Apple has come under fire from Spotify and Epic Games over plans to reduce the fee paid by smaller developers who make money on the App Store.
Both firms have been critical of the 30% commission Apple takes for selling digital goods and services via the platform.
On Wednesday, the tech giant announced that it will halve the charge to 15% for any developer which earns less than one million dollars per year in sales generated through the store.
But the boss of Epic Games – the maker of Fortnite – called the decision a ‘calculated move” to “divide app creators and preserve their monopoly on stores and payments”.
Spotify, which has long complained the fee is unfair as Apple has its own music streaming app, said the change ‘further demonstrates that their App Store policies are arbitrary and capricious’.
Apple is already being investigated by the EU Commission over such anti-trust allegations, looking into whether both the App Store and Apple Pay stifle competition.
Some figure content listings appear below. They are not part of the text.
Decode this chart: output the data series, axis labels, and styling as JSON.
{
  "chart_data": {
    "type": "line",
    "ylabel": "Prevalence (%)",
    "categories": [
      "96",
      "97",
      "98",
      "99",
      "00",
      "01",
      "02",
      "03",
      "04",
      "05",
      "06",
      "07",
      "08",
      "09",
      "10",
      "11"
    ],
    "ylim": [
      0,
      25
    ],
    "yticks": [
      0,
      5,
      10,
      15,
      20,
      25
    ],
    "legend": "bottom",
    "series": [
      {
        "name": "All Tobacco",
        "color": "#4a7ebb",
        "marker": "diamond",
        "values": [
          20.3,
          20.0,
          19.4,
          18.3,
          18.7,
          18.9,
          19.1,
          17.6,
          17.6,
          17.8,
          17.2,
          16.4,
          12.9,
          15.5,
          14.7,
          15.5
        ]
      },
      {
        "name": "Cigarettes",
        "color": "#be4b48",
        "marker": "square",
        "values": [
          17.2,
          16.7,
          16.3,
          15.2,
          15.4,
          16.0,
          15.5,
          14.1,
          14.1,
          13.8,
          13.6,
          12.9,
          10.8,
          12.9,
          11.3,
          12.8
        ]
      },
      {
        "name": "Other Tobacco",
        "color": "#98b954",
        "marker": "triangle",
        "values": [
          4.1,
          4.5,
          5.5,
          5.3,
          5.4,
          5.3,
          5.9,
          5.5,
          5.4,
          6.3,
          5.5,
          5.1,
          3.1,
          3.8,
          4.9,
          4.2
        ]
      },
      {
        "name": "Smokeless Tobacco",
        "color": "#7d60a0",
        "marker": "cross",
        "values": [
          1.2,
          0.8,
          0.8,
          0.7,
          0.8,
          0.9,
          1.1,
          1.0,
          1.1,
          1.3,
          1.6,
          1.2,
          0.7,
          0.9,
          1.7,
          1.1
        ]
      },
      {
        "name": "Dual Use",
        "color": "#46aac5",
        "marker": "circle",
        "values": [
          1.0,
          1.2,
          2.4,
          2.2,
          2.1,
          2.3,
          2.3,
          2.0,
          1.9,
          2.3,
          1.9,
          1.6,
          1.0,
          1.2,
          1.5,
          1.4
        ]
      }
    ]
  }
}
‘This would be something to celebrate were it not a calculated move by Apple to divide app creators and preserve their monopoly on stores and payments, again breaking the promise of treating all developers equally,’ said Tim Sweeney, chief executive of Epic Games.
‘By giving special 15% terms to select robber barons like Amazon, and now also to small indies, Apple is hoping to remove enough critics that they can get away with their blockade on competition and 30% tax on most in-app purchases.
‘But consumers will still pay inflated prices marked up by the Apple tax.
‘iOS and Android need to be fully open to competition in stores and payments, with a genuinely level playing field among platform companies, app creators, and service providers.
‘That, and not gerrymandering the community with a patchwork of special deals, is the only path to a fair app marketplace.’
A spokesperson for Spotify said: ‘Apple’s anti-competitive behaviour threatens all developers on iOS, and this latest move further demonstrates that their App Store policies are arbitrary and capricious.
‘While we find their fees to be excessive and discriminatory, Apple’s tying of its own payment system to the App Store and the communications restrictions it uses to punish developers who choose not to use it, put apps like Spotify at a significant disadvantage to their own competing service.
‘Ensuring that the market remains competitive is a critical task.
‘We hope that regulators will ignore Apple’s ‘window dressing’ and act with urgency to protect consumer choice, ensure fair competition, and create a level playing field for all.’